Yes, but that's not what skeptics do.
This seems to be an impossible idea to conceive for many believers posting on RF - the difference between unbelief (not believing) and disbelief (believing not). I have yet to read one such poster, following an
aha moment, write, "OK, now I see what you mean. There's a position that is neither believing something is true nor believing it is false called 'I don't know,' but I never saw that before today."
If God is spirit and we cannot detect spirit or do not know if we have detected it or not, then not detecting does not mean that a spirit does not exist.
Agreed. But unless it impacts our reality in some manner, its possible existence is irrelevant. Unless the idea is needed to explain some observable phenomenon, which is what detectable means, it has no utility. It explains and predicts nothing. Such ideas should be discarded, not accumulated. No god belief has any value except in those who find comfort there. For those comfortable without a god belief or a religion, the idea is useless, and for some, notwithstanding Pascal and his wager, costly.

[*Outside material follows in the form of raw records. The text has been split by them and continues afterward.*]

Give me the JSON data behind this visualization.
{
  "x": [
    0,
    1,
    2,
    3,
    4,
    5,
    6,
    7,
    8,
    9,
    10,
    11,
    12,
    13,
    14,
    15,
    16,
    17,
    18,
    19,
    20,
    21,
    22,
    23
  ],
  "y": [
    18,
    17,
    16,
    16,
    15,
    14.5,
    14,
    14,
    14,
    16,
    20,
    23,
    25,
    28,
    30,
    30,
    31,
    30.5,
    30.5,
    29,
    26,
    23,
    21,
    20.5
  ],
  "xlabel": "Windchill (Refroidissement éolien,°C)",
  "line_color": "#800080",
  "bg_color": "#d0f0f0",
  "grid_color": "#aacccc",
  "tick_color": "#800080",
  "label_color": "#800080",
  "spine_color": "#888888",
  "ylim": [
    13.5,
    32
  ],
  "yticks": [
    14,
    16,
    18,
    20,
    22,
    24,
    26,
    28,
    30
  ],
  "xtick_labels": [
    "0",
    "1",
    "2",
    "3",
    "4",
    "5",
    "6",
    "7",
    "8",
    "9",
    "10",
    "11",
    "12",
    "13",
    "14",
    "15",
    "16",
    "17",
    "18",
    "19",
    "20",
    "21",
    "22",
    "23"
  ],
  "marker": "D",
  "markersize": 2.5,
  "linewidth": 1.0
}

Unreasonable is when you contradict the rules of reason. I can make a reasonable choice that God exists, reasonable meaning that it is possible given everything we know.
Your rules of reason are not those of academia and philosophy and do contradict the rules of reason. It is not reasonable by that system of reckoning to believe anything on the basis of something not being known to be impossible.
belief in something I have evidence for is reasonable.
Not if the belief isn't a sound conclusion derived from that evidence using the rules of reasoning (inference). People use the word reasonable to mean that some belief feels right to them, but that's not what a logician means by reason.
it's detectable to those it communicates with and who listen and talk back, and this would be the same with other spirits also.
I don't doubt that people have experiences that they interpret as communicating with spirits, but I have no reason to believe that they are correct and a very good one to think that they aren't. I was fooled that way once myself, misunderstanding what was later revealed to be the euphoria generated by a charismatic initial preacher following my conversion to Christianity in the early seventies, which I understood as the Holy Spirit. I left this congregation following discharge from the Army, returned to California, and tried about a half-dozen lifeless congregations, which was the evidence I needed to see that there was no Holy Spirit involved, who would have followed me to California - just a gifted religious orator.
Now, I understand others telling me that gods speak to them to be experiencing something created by their brains and misunderstood as a received, external voice.
no doubt some people start to feel that you and other skeptics must be right and that they are inferior if they have a belief in God.
Not inferior people, but rather, people relying on an inferior method for deciding what is true about the world. I went through that myself when I rejected faith, meaning considered it an inferior epistemology, and returned to skepticism and empiricism. I doubted my faith-based beliefs and considered the skeptics, to whose ranks I had just returned, correct.
Faith isn't a path to truth. It's a path to unjustified belief, which are guesses and thus rarely the truth as judged by empirical standards (correlation theory of truth, verificationism).